Small does not begin to descibe the Nano–it could literally fit in my wallet.  It’s as long as a business card, slightly narrower, and as thick as a couple of credit cards stacked on top of each other.  Lightweight and perfect for the gym and work.  It has a dock connector, so all the remotes and accessories that have been around in the least year or so should be compatible; there’s even an adapter to make the thing fit accessories like the Bose SoundDock (not a guarantee it will fit every accessory, but should be OK with many).  There are a mountain of accessories such as armbands and clips for the Nanos, so just spend a little time looking for things you (or whomever you’re giving it to) would like.

The Nano can also be loaded with photographs–my sister-in-law has hers loaded with workout music and photos of my new nephew that she ogles over while at the gym (she must have incredible eyesight, because the screen is pretty darn small).  The Nanos use flash memory, so there are no moving parts, and the battery life is excellent (rated about 14 hours or so).

iPod with Video Playback

The new iPod with Video Playback is the same width and height as the older models, but is slightly thinner than the previous versions, and considerably thinner than the iPod Photo.  It also sports a larger full color screen, about 2.5″ diagonally.  Capacity is 30Gb and 60GB, or roughly 7500 sings or 15,000 songs (unless you are into live Pink Floyd, then you’re good for about one “The Wall” and one “Dark Side of the Moon”).  In addition to music, you can also store photos and video clips on here.  Not technically rated as a video player yet according to Steve Jobs, videos are selling like crazy through iTunes (about 1 million in four days).  Pixar has some movie shorts available, and there are music videos and the latest episodes of “Desparate Housewives” and “Lost”.  I have no information on what other…ahem…genres…of videos are available, but I suspect there are some on their way, if not here already.  This is your better choice if you want to put A LOT of music or photos or videos or some combination of the three.

This isn’t your best choice for the gym–even though it’s lighter than previous models, it’s still pretty heavy, and could pull loose fitting shorts off when running on the treadmill (no that hasn’t happened, I’m just saying it could–I have my own treadmill at home where shorts don’t matter anyway 😉 ).  These are hard drive based, so too much motion could damage the drives.  Battery life is much improved apparently, but I don’t have one to torture to say if that’s the case.  My older iPod is getting about 6 hours (down from 8), so I would hope that’s improved significantly in recent models.

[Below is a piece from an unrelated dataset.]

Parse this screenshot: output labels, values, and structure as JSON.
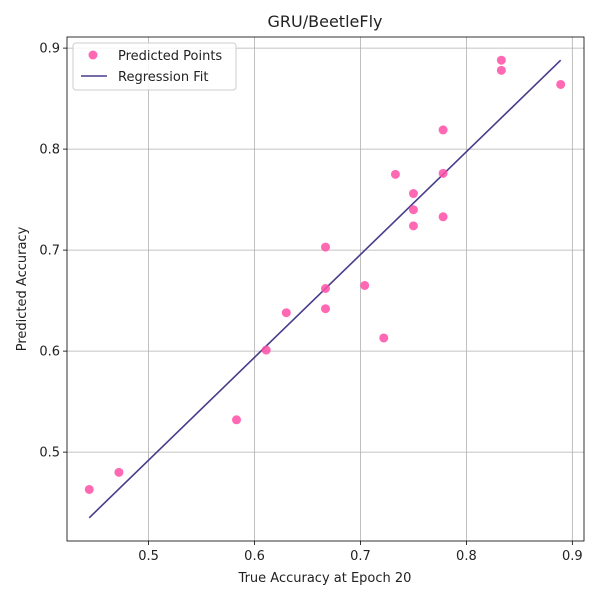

I definately recommend the Etymotic ER6i earphones.  The sound is incredible, and they passively block a tremendous amount of background noise.  Some headphones listed as “noise cancelling” do so by feeding a hissing sound directly into your head.  The Etymotics instead use a very soft earpiece that fits into your ear to block sound (similar to the triple-flange earplugs I use when shooting).  The upshot is that you can just stick these in by themselves if you want some peace and quiet, and you won’t have to put up with a hissing noise.  I can mow the lawn with the volume turned up only slightly more than normal, which saves my ears after a couple hours of mowing.  Well worth the money, but you won’t agree until you try them out, so it’s kind of a trust issue to drop an additional $90 on earphones.